Het begin van zijn dirigeercarrière was als vierentwintigjarige van 2003/7 als chef van de Letse nationale opera en nadat hij in 2010 succesvol Wagners Lohengrin in Bayreuth had gedirigeerd, stonden de wereldpodia voor hem open. Birmingham riep hem in 2008, gastdirigentschappen en opnamen hielden hem in Amsterdam, Wenen, Berlijn, München, Keulen, Dresden, Luzern, Londen en Boston actief. In Boston werd hij eind als chef aangesteld net voordat hij mogelijk voor een aantal jaren aan Amsterdam kon worden gebonden.

Via de beide documentaires – Genius on fire en Nelsons no. 5 - krijgen we een goed beeld van de dirigent aan het werk en een glimp van zijn privébestaan. Om te beginnen ervaart men dat Nelsons altijd grondig te werk gaat en zijn vak bloedserieus neemt. Zijn gedrevenheid en motivatie zijn haast tomeloos.
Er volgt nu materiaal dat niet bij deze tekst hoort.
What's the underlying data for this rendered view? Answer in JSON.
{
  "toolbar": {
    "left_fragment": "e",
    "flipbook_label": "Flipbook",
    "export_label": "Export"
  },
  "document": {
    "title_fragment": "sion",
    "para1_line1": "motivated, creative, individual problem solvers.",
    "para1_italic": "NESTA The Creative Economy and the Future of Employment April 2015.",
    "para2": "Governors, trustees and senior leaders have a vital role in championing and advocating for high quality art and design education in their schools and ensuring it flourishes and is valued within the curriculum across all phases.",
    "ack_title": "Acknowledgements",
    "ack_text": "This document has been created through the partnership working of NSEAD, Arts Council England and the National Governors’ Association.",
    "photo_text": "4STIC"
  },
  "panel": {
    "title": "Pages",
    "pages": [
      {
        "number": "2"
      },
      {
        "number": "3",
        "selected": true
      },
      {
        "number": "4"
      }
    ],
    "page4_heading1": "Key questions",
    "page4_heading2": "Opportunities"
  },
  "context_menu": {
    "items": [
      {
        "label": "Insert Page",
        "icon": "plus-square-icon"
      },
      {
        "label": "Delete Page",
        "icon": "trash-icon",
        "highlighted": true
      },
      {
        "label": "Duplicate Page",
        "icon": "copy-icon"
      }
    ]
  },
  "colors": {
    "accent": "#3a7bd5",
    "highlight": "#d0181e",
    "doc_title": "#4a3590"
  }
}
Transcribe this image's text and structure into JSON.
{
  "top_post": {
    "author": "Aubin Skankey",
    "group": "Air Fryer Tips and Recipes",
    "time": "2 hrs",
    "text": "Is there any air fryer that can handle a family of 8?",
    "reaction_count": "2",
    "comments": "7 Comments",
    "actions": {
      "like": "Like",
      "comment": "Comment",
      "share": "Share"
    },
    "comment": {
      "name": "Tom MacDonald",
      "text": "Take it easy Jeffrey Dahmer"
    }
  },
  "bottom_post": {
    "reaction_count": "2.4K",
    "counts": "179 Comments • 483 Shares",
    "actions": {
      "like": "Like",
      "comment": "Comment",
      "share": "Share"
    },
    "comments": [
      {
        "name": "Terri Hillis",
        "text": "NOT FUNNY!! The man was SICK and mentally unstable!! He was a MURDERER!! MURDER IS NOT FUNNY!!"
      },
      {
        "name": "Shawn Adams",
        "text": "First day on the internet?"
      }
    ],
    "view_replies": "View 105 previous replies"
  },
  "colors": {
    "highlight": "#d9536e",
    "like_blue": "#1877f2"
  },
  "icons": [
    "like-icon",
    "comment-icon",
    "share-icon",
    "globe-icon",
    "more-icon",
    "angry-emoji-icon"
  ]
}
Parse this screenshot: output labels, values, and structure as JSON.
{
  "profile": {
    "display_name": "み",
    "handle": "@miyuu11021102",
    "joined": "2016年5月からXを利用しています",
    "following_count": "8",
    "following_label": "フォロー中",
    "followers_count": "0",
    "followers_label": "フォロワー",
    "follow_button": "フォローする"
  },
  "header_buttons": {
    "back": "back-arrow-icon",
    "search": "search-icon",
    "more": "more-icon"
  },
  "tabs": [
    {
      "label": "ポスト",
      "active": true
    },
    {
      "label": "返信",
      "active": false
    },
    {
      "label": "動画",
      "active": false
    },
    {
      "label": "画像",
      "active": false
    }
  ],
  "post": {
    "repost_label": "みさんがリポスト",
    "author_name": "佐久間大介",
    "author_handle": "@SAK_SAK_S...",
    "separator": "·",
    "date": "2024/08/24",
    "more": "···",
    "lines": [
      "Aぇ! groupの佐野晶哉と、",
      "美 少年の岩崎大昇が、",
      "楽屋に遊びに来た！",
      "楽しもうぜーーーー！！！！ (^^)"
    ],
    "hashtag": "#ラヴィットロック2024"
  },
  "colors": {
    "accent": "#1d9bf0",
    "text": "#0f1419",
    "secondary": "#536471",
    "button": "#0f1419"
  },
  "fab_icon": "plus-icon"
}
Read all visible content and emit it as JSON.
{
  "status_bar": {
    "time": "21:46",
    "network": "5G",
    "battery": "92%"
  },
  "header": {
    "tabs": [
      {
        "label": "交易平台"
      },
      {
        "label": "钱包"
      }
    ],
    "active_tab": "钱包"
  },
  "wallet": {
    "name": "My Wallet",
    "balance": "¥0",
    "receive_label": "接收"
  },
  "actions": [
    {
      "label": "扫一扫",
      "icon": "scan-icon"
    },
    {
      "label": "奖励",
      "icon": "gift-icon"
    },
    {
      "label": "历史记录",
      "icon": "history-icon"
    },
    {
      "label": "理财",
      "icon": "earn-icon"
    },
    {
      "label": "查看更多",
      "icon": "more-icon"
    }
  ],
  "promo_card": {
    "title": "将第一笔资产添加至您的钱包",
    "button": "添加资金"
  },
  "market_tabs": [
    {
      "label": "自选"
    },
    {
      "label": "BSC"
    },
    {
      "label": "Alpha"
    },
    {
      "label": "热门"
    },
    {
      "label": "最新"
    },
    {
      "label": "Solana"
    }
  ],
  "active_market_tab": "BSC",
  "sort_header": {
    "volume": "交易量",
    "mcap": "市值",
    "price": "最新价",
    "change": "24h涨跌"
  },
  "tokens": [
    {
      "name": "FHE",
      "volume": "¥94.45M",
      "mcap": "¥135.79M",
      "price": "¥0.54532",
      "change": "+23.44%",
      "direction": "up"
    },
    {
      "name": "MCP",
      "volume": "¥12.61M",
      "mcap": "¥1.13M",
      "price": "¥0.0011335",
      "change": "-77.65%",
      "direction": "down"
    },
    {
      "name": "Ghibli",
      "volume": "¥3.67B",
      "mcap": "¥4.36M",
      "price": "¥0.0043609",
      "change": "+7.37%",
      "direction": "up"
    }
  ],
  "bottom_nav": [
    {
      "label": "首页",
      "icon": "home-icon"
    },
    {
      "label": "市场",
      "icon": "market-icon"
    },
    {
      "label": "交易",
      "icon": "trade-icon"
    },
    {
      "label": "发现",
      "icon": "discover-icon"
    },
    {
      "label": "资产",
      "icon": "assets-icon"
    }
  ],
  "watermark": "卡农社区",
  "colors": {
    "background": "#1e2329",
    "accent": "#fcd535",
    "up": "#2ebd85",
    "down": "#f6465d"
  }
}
Tijdens repetities geeft hij niet kil aanwijzingen, maar praat hij indien nodig nogal; soms zingt hij een frase voor in een Engels-Duits taaltje. Hij gebruikt vergelijkingen, beschrijft de gewenste sfeer, het noodzakelijke karakter.

Niet alleen zijn hand- en armbewegingen geven richting, zijn hele lichaamstaal wordt in stelling gebracht. De dirigent zie je op het podium nauwelijks in het traditionele rokkostuum, maar liefst in een soort donkerbruine monnikspij. Het geheel straalt een haast manisch enthousiasme voor muziek en muziek maken uit. 

Die duidelijke fysieke aanwezigheid en de prachtige bereikte resultaten maken het musiceren van orkesten onder Nelsons zo fascinerend.

De drie genoemde dvd’s met muziekprogramma’s laten duidelijk de fraaie visuele en auditieve uitkomsten zien en horen van Nelsons’ inzet en werkwijze. Daarbij is het aantal beperkt door alleen opnamen met het Concertgebouworkest te kiezen. Deze doen terzijde beseffen wat we in Nederland missen doordat Nelsons mogelijke benoeming niet doorging.